Figure 3:. Sliding window analysis distinguishes waves of aging plasma factors.

(a) Differential Expression - Sliding Window ANalysis (DE-SWAN). DE-SWAN compares proteins levels between groups of individuals in parcels of 10 years, e.g. 30–40 compared with 40–50. DE-SWAN identifies linear and non-linear changes during aging. Examples of the DE-SWAN for 3 proteins and 5 age windows. Red and blue rectangles show the two parcels and the red and blue lines symbolize the mean within each parcel. DE-SWAN provides statistics for each age window and each plasma protein, allowing detailed analysis of plasma proteomic changes during aging. (b) Waves of aging plasma proteins characterized by DE-SWAN (n=4,263). Within each window, −log10(p-values) and −log10(q-values) were estimated by linear modeling adjusted for age and sex and significance was tested using F-test. Local changes attributable to age were signed based on corresponding beta age. (c) Number of plasma proteins differentially expressed during aging. Three local peaks at the ages of 34, 60 and 78 were identified by DE-SWAN. (d) Top 10 plasma proteins identified by DE-SWAN at age 34, 60 and 78 (n=4,263). Linear models adjusted for age, sex and subcohort were used and significance was tested using F-test. Blue and yellow colors represent local decrease and increase, respectively. # and $ indicate different SOMAmers targeting the same protein. * q<0.05, ** q<0.01, *** q<0.001. (e) Intersections between waves of aging proteins (n=4,263, q<0.05). Linear models adjusted for age, sex and subcohort were used and significance was tested using F-test. (f) Intersections between linear modeling and the aging waves (n=4,263, q<0.05). Linear models adjusted for age, sex and subcohort were used and significance was tested using F-test. (g) Visualization of pathways significantly enriched for aging proteins identified by linear modeling and DE-SWAN at age 34, 60 and 78 (n=4,263). Proteins upregulated and downregulated were analyzed separately. The top 10 pathways per condition are represented. Enrichment was tested using Fisher’s exact test (GO) and hypergeometric test (Reactome and KEGG).

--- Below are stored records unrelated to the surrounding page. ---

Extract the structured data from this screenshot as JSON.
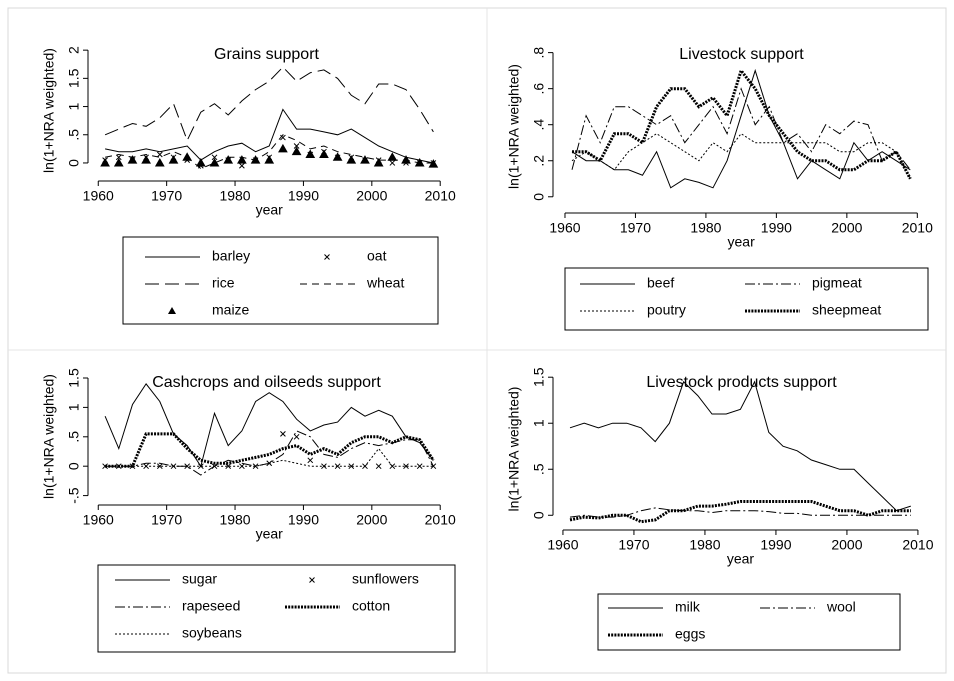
{
  "chart_data": [
    {
      "type": "line",
      "title": "Grains support",
      "xlabel": "year",
      "ylabel": "ln(1+NRA weighted)",
      "x": [
        1961,
        1963,
        1965,
        1967,
        1969,
        1971,
        1973,
        1975,
        1977,
        1979,
        1981,
        1983,
        1985,
        1987,
        1989,
        1991,
        1993,
        1995,
        1997,
        1999,
        2001,
        2003,
        2005,
        2007,
        2009
      ],
      "xlim": [
        1958.5,
        2010.7
      ],
      "xticks": [
        1960,
        1970,
        1980,
        1990,
        2000,
        2010
      ],
      "ylim": [
        -0.32,
        2.18
      ],
      "yticks": [
        0,
        {
          "value": 0.5,
          "label": ".5"
        },
        1,
        1.5,
        2
      ],
      "series": [
        {
          "name": "barley",
          "color": "#000000",
          "style": "solid",
          "values": [
            0.25,
            0.2,
            0.2,
            0.25,
            0.2,
            0.25,
            0.3,
            0.05,
            0.2,
            0.3,
            0.35,
            0.2,
            0.3,
            0.95,
            0.6,
            0.6,
            0.55,
            0.5,
            0.6,
            0.45,
            0.3,
            0.2,
            0.1,
            0.05,
            0
          ]
        },
        {
          "name": "oat",
          "color": "#000000",
          "style": "x",
          "values": [
            0.05,
            0.1,
            0.05,
            0.1,
            0.15,
            0.1,
            0.05,
            -0.05,
            0.1,
            0.05,
            -0.05,
            0.05,
            0.1,
            0.45,
            0.3,
            0.15,
            0.2,
            0.1,
            0.1,
            0.05,
            0.05,
            0,
            0,
            0,
            0
          ]
        },
        {
          "name": "rice",
          "color": "#000000",
          "style": "longdash",
          "values": [
            0.5,
            0.6,
            0.7,
            0.65,
            0.8,
            1.05,
            0.4,
            0.9,
            1.05,
            0.85,
            1.1,
            1.3,
            1.45,
            1.7,
            1.45,
            1.6,
            1.65,
            1.5,
            1.2,
            1.05,
            1.4,
            1.4,
            1.3,
            0.95,
            0.55
          ]
        },
        {
          "name": "wheat",
          "color": "#000000",
          "style": "dash",
          "values": [
            0.1,
            0.15,
            0.1,
            0.15,
            0.1,
            0.2,
            0.1,
            -0.1,
            0,
            0.1,
            0.1,
            0.05,
            0.2,
            0.5,
            0.4,
            0.25,
            0.3,
            0.2,
            0.15,
            0.1,
            0.05,
            0.05,
            0.05,
            0,
            0
          ]
        },
        {
          "name": "maize",
          "color": "#000000",
          "style": "triangle",
          "values": [
            0,
            0,
            0.05,
            0.05,
            0,
            0.05,
            0.1,
            0,
            0,
            0.05,
            0.05,
            0.05,
            0.05,
            0.25,
            0.2,
            0.15,
            0.15,
            0.1,
            0.05,
            0.05,
            0,
            0.1,
            0.05,
            0,
            -0.02
          ]
        }
      ]
    },
    {
      "type": "line",
      "title": "Livestock support",
      "xlabel": "year",
      "ylabel": "ln(1+NRA weighted)",
      "x": [
        1961,
        1963,
        1965,
        1967,
        1969,
        1971,
        1973,
        1975,
        1977,
        1979,
        1981,
        1983,
        1985,
        1987,
        1989,
        1991,
        1993,
        1995,
        1997,
        1999,
        2001,
        2003,
        2005,
        2007,
        2009
      ],
      "xlim": [
        1958.3,
        2011.8
      ],
      "xticks": [
        1960,
        1970,
        1980,
        1990,
        2000,
        2010
      ],
      "ylim": [
        -0.09,
        0.87
      ],
      "yticks": [
        0,
        {
          "value": 0.2,
          "label": ".2"
        },
        {
          "value": 0.4,
          "label": ".4"
        },
        {
          "value": 0.6,
          "label": ".6"
        },
        {
          "value": 0.8,
          "label": ".8"
        }
      ],
      "series": [
        {
          "name": "beef",
          "color": "#000000",
          "style": "solid",
          "values": [
            0.25,
            0.2,
            0.2,
            0.15,
            0.15,
            0.12,
            0.25,
            0.05,
            0.1,
            0.08,
            0.05,
            0.2,
            0.45,
            0.7,
            0.45,
            0.3,
            0.1,
            0.2,
            0.15,
            0.1,
            0.3,
            0.2,
            0.25,
            0.2,
            0.15
          ]
        },
        {
          "name": "pigmeat",
          "color": "#000000",
          "style": "dashdot",
          "values": [
            0.15,
            0.45,
            0.3,
            0.5,
            0.5,
            0.45,
            0.4,
            0.45,
            0.3,
            0.4,
            0.5,
            0.35,
            0.6,
            0.4,
            0.5,
            0.3,
            0.35,
            0.25,
            0.4,
            0.35,
            0.42,
            0.4,
            0.2,
            0.25,
            0.15
          ]
        },
        {
          "name": "poutry",
          "color": "#000000",
          "style": "dot",
          "values": [
            0.2,
            0.25,
            0.2,
            0.15,
            0.25,
            0.3,
            0.35,
            0.3,
            0.25,
            0.2,
            0.3,
            0.25,
            0.35,
            0.3,
            0.3,
            0.3,
            0.3,
            0.3,
            0.3,
            0.25,
            0.25,
            0.3,
            0.3,
            0.25,
            0.1
          ]
        },
        {
          "name": "sheepmeat",
          "color": "#000000",
          "style": "thickdot",
          "values": [
            0.25,
            0.25,
            0.2,
            0.35,
            0.35,
            0.3,
            0.5,
            0.6,
            0.6,
            0.5,
            0.55,
            0.45,
            0.7,
            0.6,
            0.45,
            0.35,
            0.25,
            0.2,
            0.2,
            0.15,
            0.15,
            0.2,
            0.2,
            0.25,
            0.1
          ]
        }
      ]
    },
    {
      "type": "line",
      "title": "Cashcrops and oilseeds support",
      "xlabel": "year",
      "ylabel": "ln(1+NRA weighted)",
      "x": [
        1961,
        1963,
        1965,
        1967,
        1969,
        1971,
        1973,
        1975,
        1977,
        1979,
        1981,
        1983,
        1985,
        1987,
        1989,
        1991,
        1993,
        1995,
        1997,
        1999,
        2001,
        2003,
        2005,
        2007,
        2009
      ],
      "xlim": [
        1958.5,
        2010.7
      ],
      "xticks": [
        1960,
        1970,
        1980,
        1990,
        2000,
        2010
      ],
      "ylim": [
        -0.66,
        1.67
      ],
      "yticks": [
        {
          "value": -0.5,
          "label": "-.5"
        },
        0,
        {
          "value": 0.5,
          "label": ".5"
        },
        1,
        1.5
      ],
      "series": [
        {
          "name": "sugar",
          "color": "#000000",
          "style": "solid",
          "values": [
            0.85,
            0.3,
            1.05,
            1.4,
            1.1,
            0.55,
            0.35,
            0,
            0.9,
            0.35,
            0.6,
            1.1,
            1.25,
            1.1,
            0.8,
            0.6,
            0.7,
            0.75,
            1,
            0.85,
            0.95,
            0.85,
            0.5,
            0.4,
            0.1
          ]
        },
        {
          "name": "sunflowers",
          "color": "#000000",
          "style": "x",
          "values": [
            0,
            0,
            0,
            0,
            0,
            0,
            0,
            0,
            0,
            0,
            0,
            0,
            0.05,
            0.55,
            0.5,
            0.1,
            0,
            0,
            0,
            0,
            0,
            0,
            0,
            0,
            0
          ]
        },
        {
          "name": "rapeseed",
          "color": "#000000",
          "style": "dashdot",
          "values": [
            0,
            0,
            0,
            0.05,
            0.05,
            0,
            0,
            -0.15,
            0,
            0.1,
            0.05,
            0,
            0.05,
            0.2,
            0.6,
            0.5,
            0.2,
            0.15,
            0.3,
            0.4,
            0.35,
            0.4,
            0.45,
            0.45,
            0
          ]
        },
        {
          "name": "cotton",
          "color": "#000000",
          "style": "thickdot",
          "values": [
            0,
            0,
            0,
            0.55,
            0.55,
            0.55,
            0.3,
            0.1,
            0.05,
            0.05,
            0.1,
            0.15,
            0.2,
            0.3,
            0.35,
            0.2,
            0.3,
            0.2,
            0.4,
            0.5,
            0.5,
            0.4,
            0.5,
            0.45,
            0.1
          ]
        },
        {
          "name": "soybeans",
          "color": "#000000",
          "style": "dot",
          "values": [
            0,
            0,
            0,
            0,
            0,
            0,
            0,
            0,
            0,
            0,
            0,
            0,
            0.05,
            0.1,
            0.05,
            0,
            0,
            0,
            0,
            0,
            0.3,
            0,
            0,
            0,
            0
          ]
        }
      ]
    },
    {
      "type": "line",
      "title": "Livestock products support",
      "xlabel": "year",
      "ylabel": "ln(1+NRA weighted)",
      "x": [
        1961,
        1963,
        1965,
        1967,
        1969,
        1971,
        1973,
        1975,
        1977,
        1979,
        1981,
        1983,
        1985,
        1987,
        1989,
        1991,
        1993,
        1995,
        1997,
        1999,
        2001,
        2003,
        2005,
        2007,
        2009
      ],
      "xlim": [
        1958.6,
        2011.7
      ],
      "xticks": [
        1960,
        1970,
        1980,
        1990,
        2000,
        2010
      ],
      "ylim": [
        -0.16,
        1.6
      ],
      "yticks": [
        0,
        {
          "value": 0.5,
          "label": ".5"
        },
        1,
        1.5
      ],
      "series": [
        {
          "name": "milk",
          "color": "#000000",
          "style": "solid",
          "values": [
            0.95,
            1,
            0.95,
            1,
            1,
            0.95,
            0.8,
            1,
            1.45,
            1.3,
            1.1,
            1.1,
            1.15,
            1.45,
            0.9,
            0.75,
            0.7,
            0.6,
            0.55,
            0.5,
            0.5,
            0.35,
            0.2,
            0.05,
            0.1
          ]
        },
        {
          "name": "wool",
          "color": "#000000",
          "style": "dashdot",
          "values": [
            -0.02,
            0,
            -0.02,
            -0.02,
            0,
            0.05,
            0.08,
            0.06,
            0.05,
            0.05,
            0.03,
            0.05,
            0.05,
            0.05,
            0.04,
            0.02,
            0.02,
            0,
            0,
            0,
            0,
            0,
            0,
            0,
            0
          ]
        },
        {
          "name": "eggs",
          "color": "#000000",
          "style": "thickdot",
          "values": [
            -0.05,
            -0.02,
            -0.03,
            0,
            0,
            -0.07,
            -0.05,
            0.05,
            0.05,
            0.1,
            0.1,
            0.12,
            0.15,
            0.15,
            0.15,
            0.15,
            0.15,
            0.15,
            0.1,
            0.05,
            0.05,
            0,
            0.05,
            0.05,
            0.05
          ]
        }
      ]
    }
  ]
}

Figure 4:. Waves of aging proteins are differentially linked to the genome and proteome of disease and traits

(a) Relevance of the aging waves. Schematic representation of analysis. The proteins changing at 34, 60 and 78y were ranked by p-value and were associated with the genome and the proteome of disease and traits. (b) Association between the genome and the proteome. Network created using the pQTL associations identified by Sun et al. (2018). (c) Enrichment for trans-association in the waves of aging proteins identified by DE-SWAN. Aging proteins at age 34, 60 and 78y were ranked based on p-value and the cumulative number of trans-associations was enumerated. One-sided permutation tests (1e+5 permutations) were used to assess significance. Enrichment for proteins involved in cognitive and physical performance in the waves of aging proteins (d-e). Enrichment for disease-associated proteins in the waves of aging proteins (f-i).